In August 2016, the FASB issued ASU 2016-15, “Statement of Cash Flows (Topic 230).” The ASU provides guidance on eight specific cash flow issues with the objective of reducing diversity in practice. The ASU is effective for public companies for fiscal years beginning after December 15, 2017, including interim periods within those fiscal years. Early adoption is permitted. The amendments in this update will be applied retrospectively to each prior period presented. The Corporation adopted the accounting standard during the first quarter of 2018 with no material impact on its results of operations, financial position and liquidity.
  
In May 2017, the FASB issued ASU No. 2017-09, “Compensation- Stock Compensation (Topic 718).” The ASU provides clarity about which changes to the terms or conditions of a share-based payment award require an entity to apply modification accounting. The ASU is effective for all entities for fiscal years beginning after December 15, 2017, including interim periods within those fiscal years. Early adoption is permitted. The Corporation adopted the standard in the first quarter of 2018 with no material impact on its results of operations, financial position and liquidity.

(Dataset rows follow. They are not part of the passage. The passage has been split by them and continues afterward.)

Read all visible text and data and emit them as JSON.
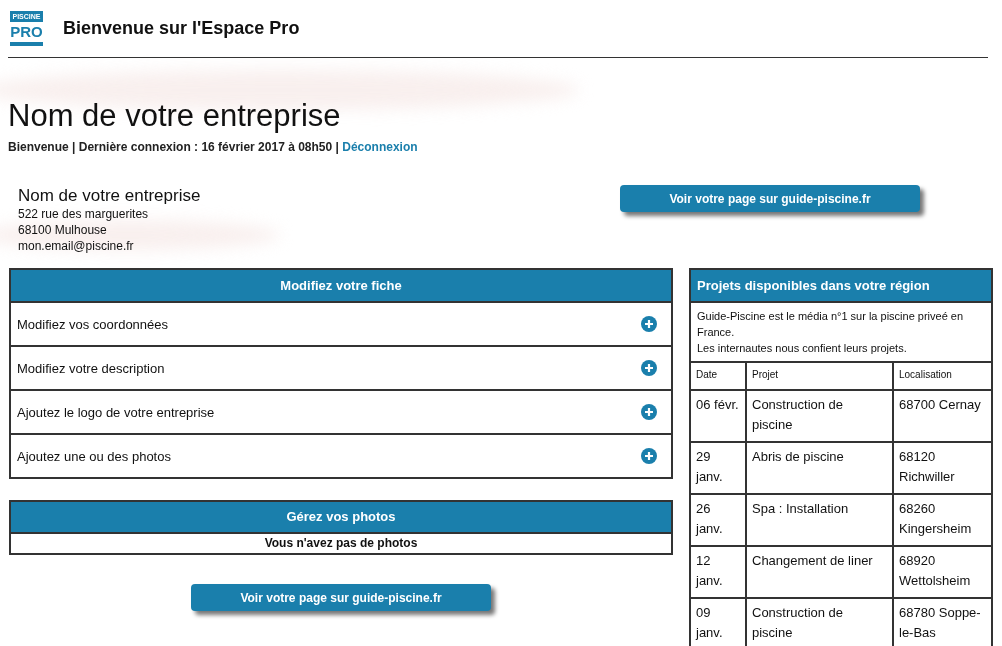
{
  "logo": {
    "top": "PISCINE",
    "bottom": "PRO"
  },
  "header": {
    "title": "Bienvenue sur l'Espace Pro"
  },
  "page": {
    "title": "Nom de votre entreprise",
    "login_info": "Bienvenue | Dernière connexion : 16 février 2017 à 08h50 |",
    "logout": "Déconnexion"
  },
  "view_button_top": "Voir votre page sur guide-piscine.fr",
  "company": {
    "name": "Nom de votre entreprise",
    "address": "522 rue des marguerites",
    "city": "68100 Mulhouse",
    "email": "mon.email@piscine.fr"
  },
  "fiche": {
    "title": "Modifiez votre fiche",
    "items": [
      {
        "label": "Modifiez vos coordonnées"
      },
      {
        "label": "Modifiez votre description"
      },
      {
        "label": "Ajoutez le logo de votre entreprise"
      },
      {
        "label": "Ajoutez une ou des photos"
      }
    ]
  },
  "photos": {
    "title": "Gérez vos photos",
    "message": "Vous n'avez pas de photos"
  },
  "view_button_bottom": "Voir votre page sur guide-piscine.fr",
  "projects": {
    "title": "Projets disponibles dans votre région",
    "intro": [
      "Guide-Piscine est le média n°1 sur la piscine priveé en France.",
      "Les internautes nous confient leurs projets."
    ],
    "columns": [
      "Date",
      "Projet",
      "Localisation"
    ],
    "rows": [
      [
        "06 févr.",
        "Construction de piscine",
        "68700 Cernay"
      ],
      [
        "29 janv.",
        "Abris de piscine",
        "68120 Richwiller"
      ],
      [
        "26 janv.",
        "Spa : Installation",
        "68260 Kingersheim"
      ],
      [
        "12 janv.",
        "Changement de liner",
        "68920 Wettolsheim"
      ],
      [
        "09 janv.",
        "Construction de piscine",
        "68780 Soppe-le-Bas"
      ]
    ]
  }
}
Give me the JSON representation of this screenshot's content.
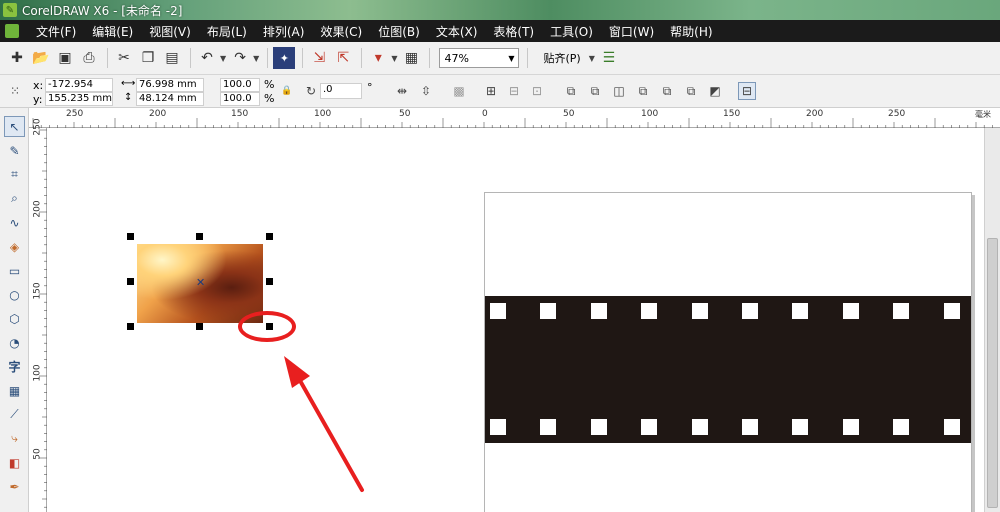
{
  "window": {
    "title": "CorelDRAW X6 - [未命名 -2]"
  },
  "menu": {
    "items": [
      "文件(F)",
      "编辑(E)",
      "视图(V)",
      "布局(L)",
      "排列(A)",
      "效果(C)",
      "位图(B)",
      "文本(X)",
      "表格(T)",
      "工具(O)",
      "窗口(W)",
      "帮助(H)"
    ]
  },
  "toolbar": {
    "zoom_value": "47%",
    "snap_label": "贴齐(P)"
  },
  "property_bar": {
    "x_label": "x:",
    "x_value": "-172.954 mm",
    "y_label": "y:",
    "y_value": "155.235 mm",
    "width_value": "76.998 mm",
    "height_value": "48.124 mm",
    "scale_w": "100.0",
    "scale_h": "100.0",
    "percent_symbol": "%",
    "rotation_value": ".0",
    "degree_symbol": "°"
  },
  "ruler": {
    "unit": "毫米",
    "h_labels": [
      "250",
      "200",
      "150",
      "100",
      "50",
      "0",
      "50",
      "100",
      "150",
      "200",
      "250"
    ],
    "v_labels": [
      "250",
      "200",
      "150",
      "100",
      "50"
    ]
  },
  "colors": {
    "menu_bg": "#1b1b1b",
    "film_strip": "#1f1714",
    "annotation": "#e81f1f"
  },
  "icons": {
    "toolbox": [
      "pick-tool-icon",
      "shape-tool-icon",
      "crop-tool-icon",
      "zoom-tool-icon",
      "freehand-tool-icon",
      "smart-fill-icon",
      "rectangle-tool-icon",
      "ellipse-tool-icon",
      "polygon-tool-icon",
      "basic-shapes-icon",
      "text-tool-icon",
      "table-tool-icon",
      "dimension-tool-icon",
      "connector-tool-icon",
      "blend-tool-icon",
      "eyedropper-tool-icon"
    ]
  }
}
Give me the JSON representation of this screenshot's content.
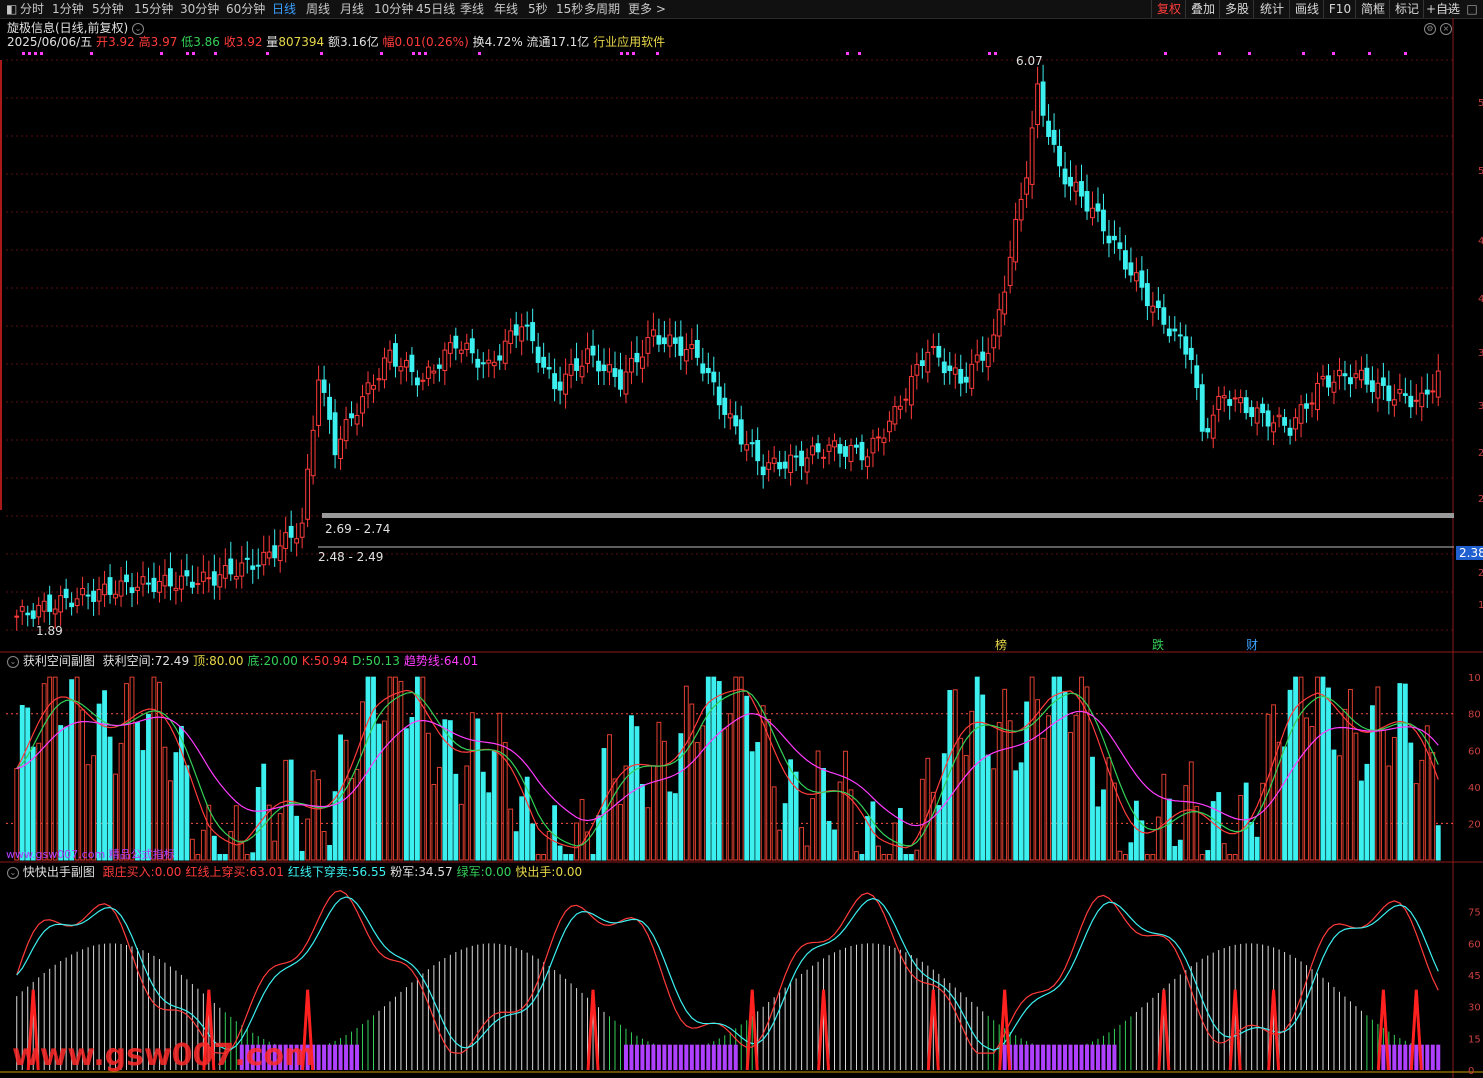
{
  "toolbar": {
    "periods": [
      "分时",
      "1分钟",
      "5分钟",
      "15分钟",
      "30分钟",
      "60分钟",
      "日线",
      "周线",
      "月线",
      "10分钟",
      "45日线",
      "季线",
      "年线",
      "5秒",
      "15秒",
      "多周期",
      "更多 >"
    ],
    "active_period": "日线",
    "right_buttons": [
      "复权",
      "叠加",
      "多股",
      "统计",
      "画线",
      "F10",
      "简框",
      "标记",
      "+自选"
    ],
    "active_right": "复权",
    "window_buttons": [
      "—",
      "□"
    ]
  },
  "stock": {
    "title": "旋极信息(日线,前复权)",
    "date": "2025/06/06/五",
    "open_label": "开",
    "open": "3.92",
    "high_label": "高",
    "high": "3.97",
    "low_label": "低",
    "low": "3.86",
    "close_label": "收",
    "close": "3.92",
    "volume_label": "量",
    "volume": "807394",
    "amount_label": "额",
    "amount": "3.16亿",
    "change_label": "幅",
    "change": "0.01(0.26%)",
    "turnover_label": "换",
    "turnover": "4.72%",
    "float_label": "流通",
    "float": "17.1亿",
    "industry": "行业应用软件"
  },
  "main_chart": {
    "price_max_label": "6.07",
    "price_min_label": "1.89",
    "zone_upper_label": "2.69 - 2.74",
    "zone_lower_label": "2.48 - 2.49",
    "current_price_tag": "2.38",
    "y_axis_ticks": [
      "5",
      "5",
      "4",
      "4",
      "3",
      "3",
      "2",
      "2",
      "2",
      "1"
    ],
    "markers": [
      {
        "text": "榜",
        "color": "#e8d84a"
      },
      {
        "text": "跌",
        "color": "#34d058"
      },
      {
        "text": "财",
        "color": "#3aa0ff"
      }
    ],
    "colors": {
      "up": "#ff3b3b",
      "down": "#3cf0f0",
      "zone": "#9a9a9a",
      "dots": "#ff3cff"
    }
  },
  "panel1": {
    "name": "获利空间副图",
    "items": [
      {
        "label": "获利空间:",
        "value": "72.49",
        "color": "#e0e0e0"
      },
      {
        "label": "顶:",
        "value": "80.00",
        "color": "#e8d84a"
      },
      {
        "label": "底:",
        "value": "20.00",
        "color": "#34d058"
      },
      {
        "label": "K:",
        "value": "50.94",
        "color": "#ff3b3b"
      },
      {
        "label": "D:",
        "value": "50.13",
        "color": "#34d058"
      },
      {
        "label": "趋势线:",
        "value": "64.01",
        "color": "#ff3cff"
      }
    ],
    "y_axis_ticks": [
      "10",
      "80",
      "60",
      "40",
      "20"
    ],
    "watermark": "www.gsw007.com 精品公式指标"
  },
  "panel2": {
    "name": "快快出手副图",
    "items": [
      {
        "label": "跟庄买入:",
        "value": "0.00",
        "color": "#ff3b3b"
      },
      {
        "label": "红线上穿买:",
        "value": "63.01",
        "color": "#ff3b3b"
      },
      {
        "label": "红线下穿卖:",
        "value": "56.55",
        "color": "#3cf0f0"
      },
      {
        "label": "粉军:",
        "value": "34.57",
        "color": "#e0e0e0"
      },
      {
        "label": "绿军:",
        "value": "0.00",
        "color": "#34d058"
      },
      {
        "label": "快出手:",
        "value": "0.00",
        "color": "#e8d84a"
      }
    ],
    "y_axis_ticks": [
      "75",
      "60",
      "45",
      "30",
      "15",
      "0"
    ],
    "watermark": "www.gsw007.com"
  }
}
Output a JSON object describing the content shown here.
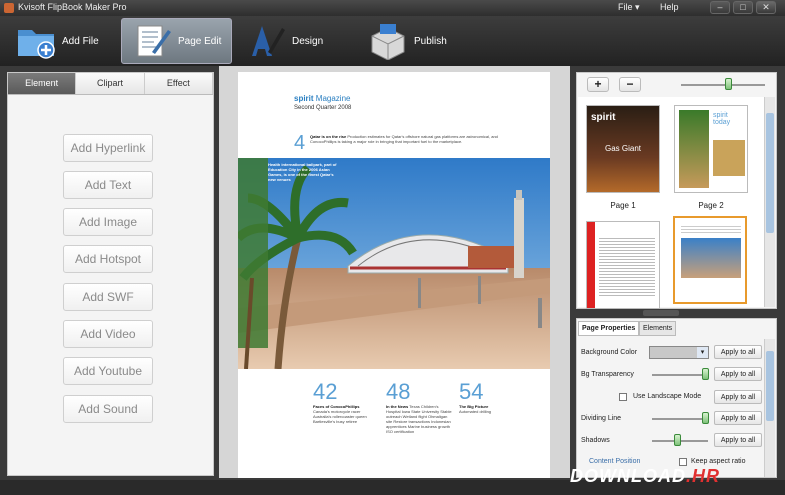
{
  "window": {
    "title": "Kvisoft FlipBook Maker Pro",
    "menu_file": "File ▾",
    "menu_help": "Help",
    "min": "–",
    "restore": "□",
    "close": "✕"
  },
  "toolbar": {
    "add_file": "Add File",
    "page_edit": "Page Edit",
    "design": "Design",
    "publish": "Publish"
  },
  "left_panel": {
    "tabs": [
      "Element",
      "Clipart",
      "Effect"
    ],
    "buttons": [
      "Add Hyperlink",
      "Add Text",
      "Add Image",
      "Add Hotspot",
      "Add SWF",
      "Add Video",
      "Add Youtube",
      "Add Sound"
    ]
  },
  "page": {
    "mag_bold": "spirit",
    "mag_rest": " Magazine",
    "quarter": "Second Quarter 2008",
    "num_top": "4",
    "top_bold": "Qatar is on the rise",
    "top_text": "Production estimates for Qatar's offshore natural gas platforms are astronomical, and ConocoPhillips is taking a major role in bringing that important fuel to the marketplace.",
    "overlay_text": "Health international ballpark, part of Education City in the 2006 Asian Games, is one of the finest Qatar's new venues",
    "stats": [
      {
        "num": "42",
        "bold": "Faces of ConocoPhillips",
        "text": "Canada's motorcycle racer Australia's rollercoaster queen Bartlesville's busy retiree"
      },
      {
        "num": "48",
        "bold": "In the News",
        "text": "Texas Children's Hospital  Iowa State University  Stable outreach  Wetland flight  Ohmaligan site  Restore transactions  Indonesian apprentices  Marine business growth  ISO certification"
      },
      {
        "num": "54",
        "bold": "The Big Picture",
        "text": "Automated drilling"
      }
    ]
  },
  "thumbs": {
    "zoom_in": "+",
    "zoom_out": "−",
    "page1": "Page 1",
    "page2": "Page 2",
    "zoom_level": 0.55
  },
  "props": {
    "tab_page": "Page Properties",
    "tab_elements": "Elements",
    "bg_color_label": "Background Color",
    "bg_color_value": "#c8c8c8",
    "bg_transparency_label": "Bg Transparency",
    "landscape_label": "Use Landscape Mode",
    "dividing_label": "Dividing Line",
    "shadows_label": "Shadows",
    "apply": "Apply to all",
    "content_position": "Content Position",
    "keep_aspect": "Keep aspect ratio"
  },
  "watermark": {
    "a": "DOWNLOAD",
    "b": ".HR"
  },
  "colors": {
    "accent": "#5a9fd4",
    "selected": "#e89a2c"
  }
}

In February 2018, the FASB issued ASU No. 2018-02, “Income Statement- Reporting Comprehensive Income (Topic 220).” The ASU allowed a reclassification from accumulated comprehensive income to retained earnings for stranded effects resulting from the Tax Cuts and Jobs Act. The ASU is effective for all entities for fiscal years beginning after December 15, 2018, and interim periods within those fiscal years, with early adoption permitted. The Corporation early adopted the standard in the fourth quarter of 2017, which resulted in a $222,000 one-time reclassification from accumulated comprehensive income to retained earnings.